The Memorial Day holiday marked the beginning of the peak driving season in the United States, a period when energy traders became extra skittish about any loss of oil production or refining capacity.
Some of the top international concerns keeping prices elevated include diplomatic tensions between the West and Iran over Tehran's nuclear goals, violence in Nigeria and rising energy demand in China.
Light sweet crude for July delivery rose 90 cents to $72.27 a barrel on the New York Mercantile Exchange.

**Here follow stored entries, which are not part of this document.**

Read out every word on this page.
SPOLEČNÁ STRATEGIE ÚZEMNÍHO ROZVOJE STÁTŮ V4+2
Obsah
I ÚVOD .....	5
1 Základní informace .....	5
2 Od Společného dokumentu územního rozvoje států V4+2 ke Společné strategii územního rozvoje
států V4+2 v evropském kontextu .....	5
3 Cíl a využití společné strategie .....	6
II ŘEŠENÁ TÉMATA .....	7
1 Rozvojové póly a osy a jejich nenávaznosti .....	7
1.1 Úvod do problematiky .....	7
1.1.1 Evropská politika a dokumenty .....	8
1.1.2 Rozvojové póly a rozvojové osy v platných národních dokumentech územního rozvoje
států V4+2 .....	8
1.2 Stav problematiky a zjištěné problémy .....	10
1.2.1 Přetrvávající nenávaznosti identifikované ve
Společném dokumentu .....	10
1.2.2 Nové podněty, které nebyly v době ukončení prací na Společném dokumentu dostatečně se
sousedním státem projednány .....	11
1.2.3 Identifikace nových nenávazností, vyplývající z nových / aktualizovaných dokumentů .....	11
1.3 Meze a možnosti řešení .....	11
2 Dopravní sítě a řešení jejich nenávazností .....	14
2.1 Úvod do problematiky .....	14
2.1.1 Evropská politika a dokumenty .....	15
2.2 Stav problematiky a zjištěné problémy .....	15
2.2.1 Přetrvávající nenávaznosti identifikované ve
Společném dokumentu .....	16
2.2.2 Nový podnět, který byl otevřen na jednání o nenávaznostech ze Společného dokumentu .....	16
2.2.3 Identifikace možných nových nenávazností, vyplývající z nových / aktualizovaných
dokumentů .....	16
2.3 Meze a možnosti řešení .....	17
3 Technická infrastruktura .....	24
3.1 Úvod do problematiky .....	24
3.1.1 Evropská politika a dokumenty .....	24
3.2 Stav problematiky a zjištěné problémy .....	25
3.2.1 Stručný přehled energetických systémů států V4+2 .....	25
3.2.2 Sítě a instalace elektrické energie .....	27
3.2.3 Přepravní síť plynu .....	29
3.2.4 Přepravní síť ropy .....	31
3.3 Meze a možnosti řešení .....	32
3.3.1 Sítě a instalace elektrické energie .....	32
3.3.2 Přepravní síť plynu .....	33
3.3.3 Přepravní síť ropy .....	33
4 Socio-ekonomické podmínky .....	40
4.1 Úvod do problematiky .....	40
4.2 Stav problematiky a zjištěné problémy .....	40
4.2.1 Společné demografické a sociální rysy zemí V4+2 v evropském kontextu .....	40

It had settled Friday at $71.37 a barrel.
July Brent crude at London's ICE Futures exchange gained 78 cents to $71.37 a barrel.
"Thursday's OPEC summit is going to be the big fundamental story of the week," said Citigroup oil analyst Timothy Evans.
Venezuelan President Hugo Chavez wants the cartel to cut production — a familiar refrain from a country known as a price hawk — but other OPEC countries, including Qatar and the United Arab Emirates, are calling for no change to the group's official 28 million barrel per day production quota.
"With uncertainty about Iran and oil prices soaring, all eyes are on Caracas, were the OPEC ministers will be meeting," reports CBS News foreign affairs analyst Pamela Falk. "Particularly because oil prices rose after the news that Venezuela is calling for a production cut."
Traders also are watching the June 1 official start of the U.S. Gulf of Mexico hurricane season, which is expected to be more active than normal, but not as harsh as last year's. Hurricanes Katrina and Rita caused heavy damage to offshore platforms and pipelines, as well as onshore refineries, sending gasoline prices skyrocketing amid spot shortages and emergency imports from Europe.
Oil industry and government officials asserted at a news conference in Washington that they would be better prepared this summer to respond to any hurricane-related damage to energy infrastructure, mainly because of better coordination and communication now in place.
"We did it as good as we could" following last year's hurricanes, said Red Cavaney, head of the American Petroleum Institute. "But we look forward to doing it better next time." Cavaney said the U.S. will again be able to rely on Europe for emergency gasoline imports should they become necessary.
Elmer P. Danenberger, chief of offshore regulatory programs at the Minerals Management Service, said the industry has made significant progress in the past year strengthening offshore drilling units so that they are better moored to the ocean floor. "As much as possible has been done in the off-season," Danenberger said.
On Tuesday, Nymex gasoline futures shot up by almost a nickel a barrel to $2.1850 a gallon while heating oil prices were virtually unchanged at $1.9895 a gallon.
Natural gas prices rose 13.6 cents to $6.185 per 1,000 cubic feet. Natural gas futures are near a one-year low and some analysts say that if inventories continue to grow at this pace, the country could run out of natural-gas storage capacity before winter, a prospect that should exert downward pressure on prices.